Thottapalayam virus

Virus classification
- (unranked): Virus
- Realm: Riboviria
- Kingdom: Orthornavirae
- Phylum: Negarnaviricota
- Class: Bunyaviricetes
- Order: Elliovirales
- Family: Hantaviridae
- Genus: Thottimvirus
- Species: Thottimvirus thottapalayamense
- Synonyms: Thottapalayam hantavirus; Thottapalayam virus;

= Thottapalayam virus =

Species of virus

Thottapalayam virus (TMPV) is single-stranded, enveloped, negative-sense RNA virus species of the genus Thottimvirus in the Hantaviridae family. It was the first hantavirus to be isolated from a shrew. It was discovered in India in 1964.

== Natural reservoir ==
TPMV was first isolated from an Asian house shrew (Suncus murinus) in India in 1964. It is part of a group of hantaviruses which are hosted by shrews instead of rodents. These shrew-borne thottimviruses are not known to cause any known disease in humans, unlike the similar and related orthohantaviruses, including Andes virus and Hantaan virus.

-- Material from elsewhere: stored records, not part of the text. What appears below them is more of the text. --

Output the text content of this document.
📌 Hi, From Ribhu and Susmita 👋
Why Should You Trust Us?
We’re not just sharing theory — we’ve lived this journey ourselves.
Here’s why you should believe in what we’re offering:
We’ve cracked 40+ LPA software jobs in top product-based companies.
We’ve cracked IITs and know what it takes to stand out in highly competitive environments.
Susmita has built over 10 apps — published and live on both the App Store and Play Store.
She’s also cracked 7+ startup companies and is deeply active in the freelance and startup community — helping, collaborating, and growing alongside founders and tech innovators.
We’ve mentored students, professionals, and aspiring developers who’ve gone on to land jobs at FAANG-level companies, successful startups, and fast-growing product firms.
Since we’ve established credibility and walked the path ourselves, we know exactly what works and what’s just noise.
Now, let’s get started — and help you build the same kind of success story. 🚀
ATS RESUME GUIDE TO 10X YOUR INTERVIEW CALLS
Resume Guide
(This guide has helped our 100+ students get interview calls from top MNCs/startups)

TPMV was first isolated in Asian house shrews in Wenzhou of Zhejiang province, China.

== Virology ==
Phylogenetic analysis has shown that Thottapalayam virus, and its closely related strains, is unique and forms a distinct lineage, unrelated to other hantaviruses. The closest hantavirus to TMPV is Imjin virus which demonstrates corresponding nucleotide sequences to TPMV as does Tanganya virus.